先在此谢您。”
“密疏建储之事,您勿要再做打算了。皇父病中,犹奏章不离手,朝政时时在心,已极忧疲,此事骤闻此事,岂不更为忧烦?皇父对大人一直极为信赖,认为您品性过人,操守高洁,是宗亲中少有的明理守正之人,皇父对您信重至此,您在此时违背皇父心意,再提议储之事,岂不更伤皇父之心?望您三思。”
雍亲王说得情真意切,并放低身段,以晚辈身份客气礼貌相待。
老大人面露难色:“但……奴才心中,实在不敢放下此事。正如您所说,万岁爷身体已不复从前,万一……突然而来,国无根基,岂不使朝廷动荡?”
“此话万不可提!”雍亲王骤然严肃,厉声道,老大人摇头,“此言绝无诅咒万岁爷之意,只是要叫王爷您明白,如今不做准备,于江山百姓都是祸事。”
“大人能思及此,以汗阿玛之深谋远虑,又怎会预想不到?”雍亲王严肃道,“况且,汗阿玛的身体,太医也言,只需仔细调理,即可无恙,您屡发此言,胤禛知道您无威胁蛊惑人心之意,若叫外人闻得,却以为如何?”

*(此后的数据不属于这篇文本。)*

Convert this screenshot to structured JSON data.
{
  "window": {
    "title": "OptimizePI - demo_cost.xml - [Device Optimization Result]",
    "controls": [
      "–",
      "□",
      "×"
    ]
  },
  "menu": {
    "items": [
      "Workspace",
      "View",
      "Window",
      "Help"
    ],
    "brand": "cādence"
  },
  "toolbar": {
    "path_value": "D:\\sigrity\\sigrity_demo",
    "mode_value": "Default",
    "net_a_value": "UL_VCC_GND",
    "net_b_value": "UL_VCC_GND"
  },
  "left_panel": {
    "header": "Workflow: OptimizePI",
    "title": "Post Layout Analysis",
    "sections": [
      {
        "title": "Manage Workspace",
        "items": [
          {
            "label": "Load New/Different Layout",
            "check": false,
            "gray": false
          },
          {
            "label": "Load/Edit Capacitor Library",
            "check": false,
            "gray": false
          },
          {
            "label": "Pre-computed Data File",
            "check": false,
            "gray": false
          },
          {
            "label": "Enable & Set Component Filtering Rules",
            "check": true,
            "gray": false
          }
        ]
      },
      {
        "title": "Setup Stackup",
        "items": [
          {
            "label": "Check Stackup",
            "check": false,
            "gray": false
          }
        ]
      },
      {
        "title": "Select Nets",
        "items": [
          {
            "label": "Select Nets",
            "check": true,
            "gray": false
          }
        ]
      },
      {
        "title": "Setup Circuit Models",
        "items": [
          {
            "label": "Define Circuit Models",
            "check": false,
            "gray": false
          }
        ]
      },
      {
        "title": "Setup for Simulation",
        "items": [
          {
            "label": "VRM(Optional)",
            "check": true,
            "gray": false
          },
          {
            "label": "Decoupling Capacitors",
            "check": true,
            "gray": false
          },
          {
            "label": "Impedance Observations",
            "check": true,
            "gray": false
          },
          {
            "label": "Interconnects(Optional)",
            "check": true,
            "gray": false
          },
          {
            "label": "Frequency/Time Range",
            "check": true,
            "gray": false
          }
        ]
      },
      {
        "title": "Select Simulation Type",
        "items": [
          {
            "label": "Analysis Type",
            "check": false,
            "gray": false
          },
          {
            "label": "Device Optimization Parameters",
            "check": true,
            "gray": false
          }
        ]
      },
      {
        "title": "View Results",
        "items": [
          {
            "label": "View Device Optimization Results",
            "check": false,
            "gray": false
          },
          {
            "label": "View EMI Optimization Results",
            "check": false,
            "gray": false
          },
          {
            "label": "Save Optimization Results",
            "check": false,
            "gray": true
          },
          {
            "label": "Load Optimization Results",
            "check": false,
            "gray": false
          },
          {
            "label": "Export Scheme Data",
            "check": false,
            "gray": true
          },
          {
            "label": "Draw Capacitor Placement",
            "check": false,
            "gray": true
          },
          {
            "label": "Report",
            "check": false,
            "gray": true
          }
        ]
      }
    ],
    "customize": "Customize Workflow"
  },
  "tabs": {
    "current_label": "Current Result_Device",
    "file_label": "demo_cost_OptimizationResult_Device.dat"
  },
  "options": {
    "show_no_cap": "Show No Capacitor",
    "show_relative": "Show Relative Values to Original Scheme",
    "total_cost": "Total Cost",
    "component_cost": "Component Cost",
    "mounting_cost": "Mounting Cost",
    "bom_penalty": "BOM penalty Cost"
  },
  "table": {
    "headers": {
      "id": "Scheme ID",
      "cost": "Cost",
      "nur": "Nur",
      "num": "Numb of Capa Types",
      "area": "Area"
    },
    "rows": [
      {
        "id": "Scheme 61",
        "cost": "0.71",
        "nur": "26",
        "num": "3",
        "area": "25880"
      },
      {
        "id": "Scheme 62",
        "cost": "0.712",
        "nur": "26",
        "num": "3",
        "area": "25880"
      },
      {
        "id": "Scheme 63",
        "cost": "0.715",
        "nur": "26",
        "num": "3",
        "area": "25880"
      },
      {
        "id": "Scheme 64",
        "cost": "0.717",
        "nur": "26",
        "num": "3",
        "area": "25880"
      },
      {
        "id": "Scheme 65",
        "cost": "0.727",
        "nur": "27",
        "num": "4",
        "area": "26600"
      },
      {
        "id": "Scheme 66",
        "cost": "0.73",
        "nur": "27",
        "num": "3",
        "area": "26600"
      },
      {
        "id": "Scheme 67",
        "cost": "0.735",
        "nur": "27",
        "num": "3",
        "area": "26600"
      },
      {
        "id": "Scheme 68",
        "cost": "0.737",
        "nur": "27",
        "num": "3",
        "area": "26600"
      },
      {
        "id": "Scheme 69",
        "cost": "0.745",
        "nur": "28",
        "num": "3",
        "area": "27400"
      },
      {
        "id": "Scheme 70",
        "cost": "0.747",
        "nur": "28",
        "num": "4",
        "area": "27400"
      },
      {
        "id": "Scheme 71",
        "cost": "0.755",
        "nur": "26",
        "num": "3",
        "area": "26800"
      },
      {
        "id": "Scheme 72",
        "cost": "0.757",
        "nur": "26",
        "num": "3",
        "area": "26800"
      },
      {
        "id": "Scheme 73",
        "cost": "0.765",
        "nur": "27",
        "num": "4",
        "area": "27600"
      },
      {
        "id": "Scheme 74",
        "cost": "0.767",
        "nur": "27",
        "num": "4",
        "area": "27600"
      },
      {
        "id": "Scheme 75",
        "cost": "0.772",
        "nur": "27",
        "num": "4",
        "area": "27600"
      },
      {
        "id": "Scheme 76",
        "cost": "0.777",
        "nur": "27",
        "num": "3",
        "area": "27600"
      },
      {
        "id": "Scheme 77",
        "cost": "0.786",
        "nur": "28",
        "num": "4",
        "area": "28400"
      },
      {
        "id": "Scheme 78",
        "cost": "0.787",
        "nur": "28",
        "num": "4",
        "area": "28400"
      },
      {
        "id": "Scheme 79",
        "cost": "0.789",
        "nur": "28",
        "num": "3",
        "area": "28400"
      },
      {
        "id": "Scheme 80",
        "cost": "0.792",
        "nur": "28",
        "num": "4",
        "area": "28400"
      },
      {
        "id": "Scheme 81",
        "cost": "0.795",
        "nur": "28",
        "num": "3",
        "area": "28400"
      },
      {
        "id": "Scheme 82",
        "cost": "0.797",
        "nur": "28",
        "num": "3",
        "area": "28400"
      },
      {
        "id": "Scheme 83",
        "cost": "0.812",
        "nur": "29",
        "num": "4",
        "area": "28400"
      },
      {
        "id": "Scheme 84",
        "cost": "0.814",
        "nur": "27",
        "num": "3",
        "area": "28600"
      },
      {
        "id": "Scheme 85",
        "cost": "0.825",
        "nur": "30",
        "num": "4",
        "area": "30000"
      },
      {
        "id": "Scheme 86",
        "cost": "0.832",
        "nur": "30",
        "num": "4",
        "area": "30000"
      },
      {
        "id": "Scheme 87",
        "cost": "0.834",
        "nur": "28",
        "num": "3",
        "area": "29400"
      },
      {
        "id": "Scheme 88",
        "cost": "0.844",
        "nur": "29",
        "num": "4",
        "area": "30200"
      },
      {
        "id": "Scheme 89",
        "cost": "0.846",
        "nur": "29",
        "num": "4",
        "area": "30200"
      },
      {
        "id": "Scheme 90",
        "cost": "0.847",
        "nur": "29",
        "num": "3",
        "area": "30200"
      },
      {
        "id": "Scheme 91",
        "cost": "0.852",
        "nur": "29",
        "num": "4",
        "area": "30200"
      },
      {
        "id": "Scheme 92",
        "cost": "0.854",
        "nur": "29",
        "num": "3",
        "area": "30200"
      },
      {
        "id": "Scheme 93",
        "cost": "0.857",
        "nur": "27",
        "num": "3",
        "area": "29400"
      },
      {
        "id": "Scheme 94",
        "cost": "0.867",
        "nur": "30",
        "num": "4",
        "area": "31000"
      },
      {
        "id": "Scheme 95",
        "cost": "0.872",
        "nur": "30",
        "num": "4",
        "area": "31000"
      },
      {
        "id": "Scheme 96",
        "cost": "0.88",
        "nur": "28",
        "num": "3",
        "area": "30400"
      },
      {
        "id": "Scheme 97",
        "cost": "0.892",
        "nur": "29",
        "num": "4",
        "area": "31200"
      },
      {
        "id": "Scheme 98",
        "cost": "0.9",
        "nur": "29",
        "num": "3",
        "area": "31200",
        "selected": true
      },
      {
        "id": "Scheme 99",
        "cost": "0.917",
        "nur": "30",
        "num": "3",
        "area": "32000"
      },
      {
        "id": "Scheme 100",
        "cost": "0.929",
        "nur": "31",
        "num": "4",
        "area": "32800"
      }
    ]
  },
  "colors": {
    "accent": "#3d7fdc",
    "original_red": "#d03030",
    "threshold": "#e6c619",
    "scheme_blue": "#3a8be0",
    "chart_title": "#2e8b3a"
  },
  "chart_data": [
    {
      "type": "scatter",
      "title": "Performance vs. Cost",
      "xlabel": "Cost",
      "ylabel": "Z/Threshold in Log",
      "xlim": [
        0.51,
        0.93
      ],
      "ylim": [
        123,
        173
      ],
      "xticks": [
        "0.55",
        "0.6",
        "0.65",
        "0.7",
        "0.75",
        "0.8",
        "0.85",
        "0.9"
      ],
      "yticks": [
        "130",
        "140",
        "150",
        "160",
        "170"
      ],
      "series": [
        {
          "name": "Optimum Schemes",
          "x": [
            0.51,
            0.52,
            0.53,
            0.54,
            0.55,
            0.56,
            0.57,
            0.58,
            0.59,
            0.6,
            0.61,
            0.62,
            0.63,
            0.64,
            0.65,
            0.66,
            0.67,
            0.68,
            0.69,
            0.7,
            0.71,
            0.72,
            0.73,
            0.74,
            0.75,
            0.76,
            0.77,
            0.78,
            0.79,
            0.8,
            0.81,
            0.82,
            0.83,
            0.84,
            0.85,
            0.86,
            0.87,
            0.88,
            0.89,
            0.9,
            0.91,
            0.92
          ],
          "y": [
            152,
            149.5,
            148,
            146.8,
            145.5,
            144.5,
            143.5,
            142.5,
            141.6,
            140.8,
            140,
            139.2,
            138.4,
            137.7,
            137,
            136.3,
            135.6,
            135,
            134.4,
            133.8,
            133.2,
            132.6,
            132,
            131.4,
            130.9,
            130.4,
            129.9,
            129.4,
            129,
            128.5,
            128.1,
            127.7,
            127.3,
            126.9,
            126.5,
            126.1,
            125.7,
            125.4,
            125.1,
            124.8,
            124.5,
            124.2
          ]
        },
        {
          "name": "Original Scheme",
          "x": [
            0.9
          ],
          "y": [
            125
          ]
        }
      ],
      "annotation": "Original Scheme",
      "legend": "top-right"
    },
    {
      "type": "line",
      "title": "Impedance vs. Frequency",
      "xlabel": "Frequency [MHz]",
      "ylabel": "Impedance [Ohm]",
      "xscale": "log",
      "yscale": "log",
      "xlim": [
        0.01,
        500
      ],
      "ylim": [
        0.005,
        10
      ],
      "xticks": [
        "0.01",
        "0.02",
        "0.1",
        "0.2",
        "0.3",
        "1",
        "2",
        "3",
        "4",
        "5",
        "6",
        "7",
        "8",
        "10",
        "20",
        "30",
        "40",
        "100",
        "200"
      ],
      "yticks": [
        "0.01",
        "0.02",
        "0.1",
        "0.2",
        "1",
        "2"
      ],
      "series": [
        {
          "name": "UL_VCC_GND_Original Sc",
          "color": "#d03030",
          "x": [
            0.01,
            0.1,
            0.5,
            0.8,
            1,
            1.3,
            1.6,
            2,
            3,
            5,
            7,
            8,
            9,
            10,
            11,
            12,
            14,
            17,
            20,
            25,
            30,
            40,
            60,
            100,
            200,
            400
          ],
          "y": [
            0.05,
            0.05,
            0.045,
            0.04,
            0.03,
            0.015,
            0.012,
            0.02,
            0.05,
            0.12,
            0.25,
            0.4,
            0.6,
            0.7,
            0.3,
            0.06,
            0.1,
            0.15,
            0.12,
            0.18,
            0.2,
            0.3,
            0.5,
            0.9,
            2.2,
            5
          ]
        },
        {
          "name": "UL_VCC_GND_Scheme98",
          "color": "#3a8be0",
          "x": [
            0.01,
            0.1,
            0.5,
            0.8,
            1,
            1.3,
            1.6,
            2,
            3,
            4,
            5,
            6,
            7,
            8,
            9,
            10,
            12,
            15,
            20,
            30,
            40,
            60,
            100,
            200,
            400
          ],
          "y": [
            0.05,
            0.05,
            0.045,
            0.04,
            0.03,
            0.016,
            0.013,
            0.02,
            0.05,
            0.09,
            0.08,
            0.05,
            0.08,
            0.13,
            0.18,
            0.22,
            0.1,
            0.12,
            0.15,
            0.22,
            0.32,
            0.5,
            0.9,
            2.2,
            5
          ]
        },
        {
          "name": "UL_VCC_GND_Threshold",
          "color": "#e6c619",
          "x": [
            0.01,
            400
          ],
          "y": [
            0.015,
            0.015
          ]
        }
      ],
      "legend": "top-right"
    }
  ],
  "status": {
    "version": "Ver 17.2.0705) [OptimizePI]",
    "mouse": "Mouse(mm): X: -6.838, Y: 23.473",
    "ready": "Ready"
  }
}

火焰已将密疏焚烧成灰烬,雍亲王亲自将灰烬泼进窗边花盆内,转身肃容对老大人道:“今日之事,从此休提,您若真心为国为民而虑,请相信汗阿玛圣明独断,绝无疏漏;您若为人指使,是为陷害我而来,请您回去带我一问,兄弟之间,落得如此勾心斗角,狠毒算计的境地,哪怕赢得最终一局,做到那个位子上,又真能心安吗?曹子建的事,咱们幼时都是念过的,彼时是何等的感慨惋惜,可曾料到有今日?”
他说到动情处,眼角似乎有泪,侧首避开道:“请您谅解我失礼,不能远送了,大人请吧。”
老大人听他这一番话,似震惊又是动容,嗫嚅半晌,最终无言,只对他深深一礼。
雍亲王长长一叹,唤人入内,送他离开。
书房门悄然关闭,他看向隔着窗,看着老大人在太监的带领下走出院门,方重重坐在太师椅上,闭眼长出一口气。
宋满慢慢给自己添了一碗茶,捧在手上定了定神。
雍亲王最后那番话说出来,她就知道,雍亲王认为这人八成是康熙派来的。
当然,如果是其他人派来的,他说这番话也不算错,这张牌打得可进可退,挑不出毛病。
这被抛出来的诱饵着实诱人——主要是来抛诱饵的人,可信度高、说的话也恰到好处。